The currency weakened 0.4 percent to 66.131 per dollar as of 1:15 p.m. in Moscow, set for a 2.4 percent decline this week.
The MICEX Index of major Russian stocks fell 0.7 percent, extending its five-day drop to 3 percent, as a gauge of oil and gas shares slid the most since January. Markets are closed on Monday for a holiday. Brent crude, which has rebounded more than 60 percent since reaching a more than 10-year low in January, is heading for its first weekly retreat in more than a month. Data showed U.S. stockpiles rose to the highest since 1929 and production increased in April from OPEC members. Crude and natural gas account for as much as 60 percent of Russia’s export earnings.
“The ruble is tracking oil rather tightly, but not in lockstep,” said Yury Tulinov, head of research at Societe Generale SA’s Russian unit Rosbank PJSC. “It underperformed oil on the way up as people were wary of the risk of the central bank resuming interventions to refill reserves. Now you can hardly expect it to outpace oil if it starts correcting.”

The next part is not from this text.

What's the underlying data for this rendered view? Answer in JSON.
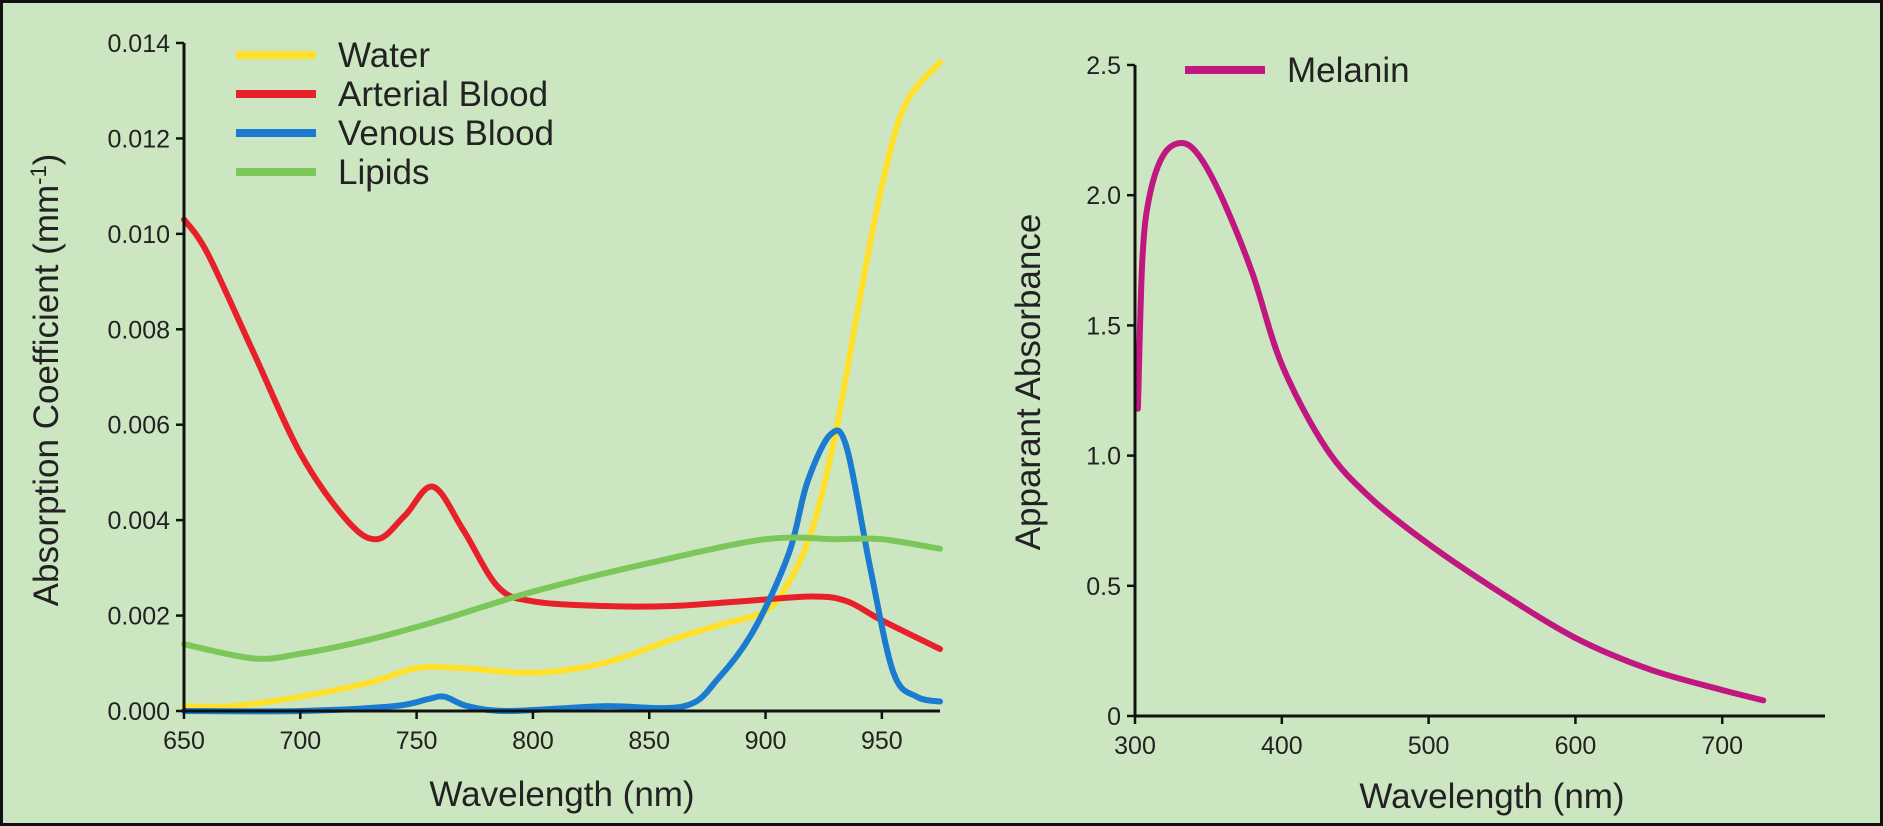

Crude fell 0.3 percent to $44.87 per barrel in London, heading for a 6.8 percent decline this week. American jobs data on Friday will be closely scrutinized to see if they support comments from Federal Reserve presidents this week that economic conditions may warrant a rate increase in June, Sberbank said.
“I think for the ruble, non-farm payrolls are the second- biggest market mover in the calendar month after U.S. oil inventories,” said Tom Levinson senior foreign-currency and rates analyst at Sberbank CIB. “I would say the best outcome for the ruble would be one that shows underwhelming jobs growth that keeps June Fed hike chances low, but decent enough not to lead to a big rise in concern over growth in the U.S. during the second quarter.”
Bonds retreated, pushing the yield on 10-year government debt up 1 basis point to 9 percent, up 10 basis points this week. The MICEX Index has fallen 3.4 percent since April 28, when it closed within a fraction of a record high.